Ohnehin wird nicht geplant, die interaktiven Biografien zu einem massentauglichen Geschichtsunterricht 2.0 werden zu lassen. Der "Dialog" mit den Überlebenden muss in den Kontext eines Museums eingebettet sein, darüber ist man sich in der Shoah Foundation einig. Das gilt auch für die ersten europäischen Gehversuche, die das Projekt macht. Ende Jänner gastierte es unter dem Titel "Sprechende Erinnerungen" im Historischen Museum von Schweden in Stockholm. Die Besucher konnten sich dort, moderiert von einem Historiker des Museums, mi Eva Schloss unterhalten.
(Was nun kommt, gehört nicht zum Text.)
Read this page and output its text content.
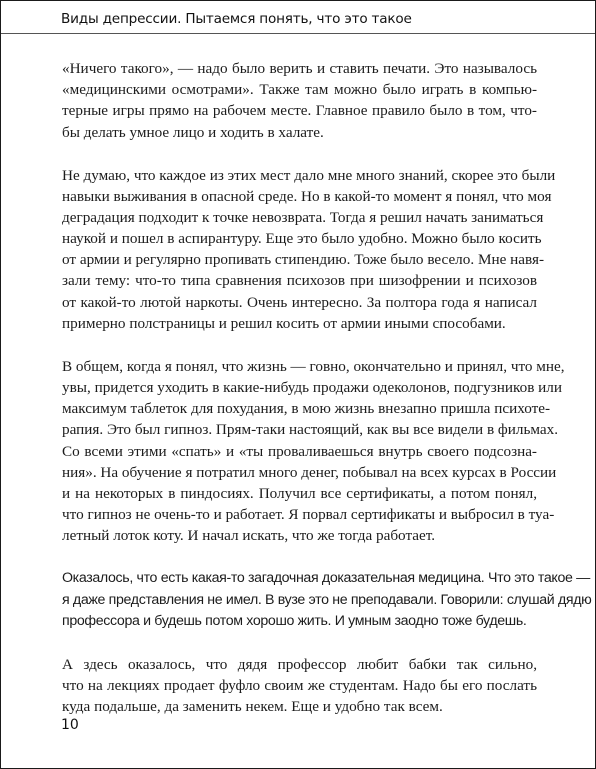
Виды депрессии. Пытаемся понять, что это такое
«Ничего такого», — надо было верить и ставить печати. Это называлось
«медицинскими осмотрами». Также там можно было играть в компью-
терные игры прямо на рабочем месте. Главное правило было в том, что-
бы делать умное лицо и ходить в халате.
Не думаю, что каждое из этих мест дало мне много знаний, скорее это были
навыки выживания в опасной среде. Но в какой-то момент я понял, что моя
деградация подходит к точке невозврата. Тогда я решил начать заниматься
наукой и пошел в аспирантуру. Еще это было удобно. Можно было косить
от армии и регулярно пропивать стипендию. Тоже было весело. Мне навя-
зали тему: что-то типа сравнения психозов при шизофрении и психозов
от какой-то лютой наркоты. Очень интересно. За полтора года я написал
примерно полстраницы и решил косить от армии иными способами.
В общем, когда я понял, что жизнь — говно, окончательно и принял, что мне,
увы, придется уходить в какие-нибудь продажи одеколонов, подгузников или
максимум таблеток для похудания, в мою жизнь внезапно пришла психоте-
рапия. Это был гипноз. Прям-таки настоящий, как вы все видели в фильмах.
Со всеми этими «спать» и «ты проваливаешься внутрь своего подсозна-
ния». На обучение я потратил много денег, побывал на всех курсах в России
и на некоторых в пиндосиях. Получил все сертификаты, а потом понял,
что гипноз не очень-то и работает. Я порвал сертификаты и выбросил в туа-
летный лоток коту. И начал искать, что же тогда работает.
Оказалось, что есть какая-то загадочная доказательная медицина. Что это такое —
я даже представления не имел. В вузе это не преподавали. Говорили: слушай дядю
профессора и будешь потом хорошо жить. И умным заодно тоже будешь.
А здесь оказалось, что дядя профессор любит бабки так сильно,
что на лекциях продает фуфло своим же студентам. Надо бы его послать
куда подальше, да заменить некем. Еще и удобно так всем.
10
Die 90-jährige, gebürtige Wienerin ist Holocaust-Überlebende und die (posthume) Stiefschwester von Anne Frank. Sie überlebte den Naziterror nur knapp – nach dem Zweiten Weltkrieg heiratete ihre Mutter den Vater von Anne Frank, Otto.

Skepsis in Österreich

Auch zur Gedenk- und Forschungsstätte Mauthausen gibt es Kontakte. Im Vorjahr hat die Foundation ihr Projekt in Österreich vorgestellt. Doch die Skepsis österreichischer Zeitgeschichteexperten ist groß – in Deutschland ist die Reaktion ähnlich. Die Kritik entzünde sich vor allem daran, dass mit den 3D-Dialogen "eine Realität simuliert wird, die es so nicht mehr gibt, wenn die Zeitzeugen einmal nicht mehr leben", sagt Barbara Glück, die Leiterin des Mauthausen-Memorials. Dazu kommen der hohe zeitliche Aufwand und die angenommenen Kosten eines solchen Projekts. Außerdem müsste man die Interviews noch um spezifische Fragen erweitern, die österreichische Schüler interessieren können, sagt auch Karen Jungblut von der Shoah Foundation: "Man kann die Fragen nicht nur übersetzen." Im Lichte aktueller politischer Debatten wären das dann wohl auch Fragen bezüglich Kopftuch, Islam oder – klassisch, beim Thema: "Was empfinden Sie heute gegenüber Österreichern/Deutschen?" – um einige Beispiele zu nennen.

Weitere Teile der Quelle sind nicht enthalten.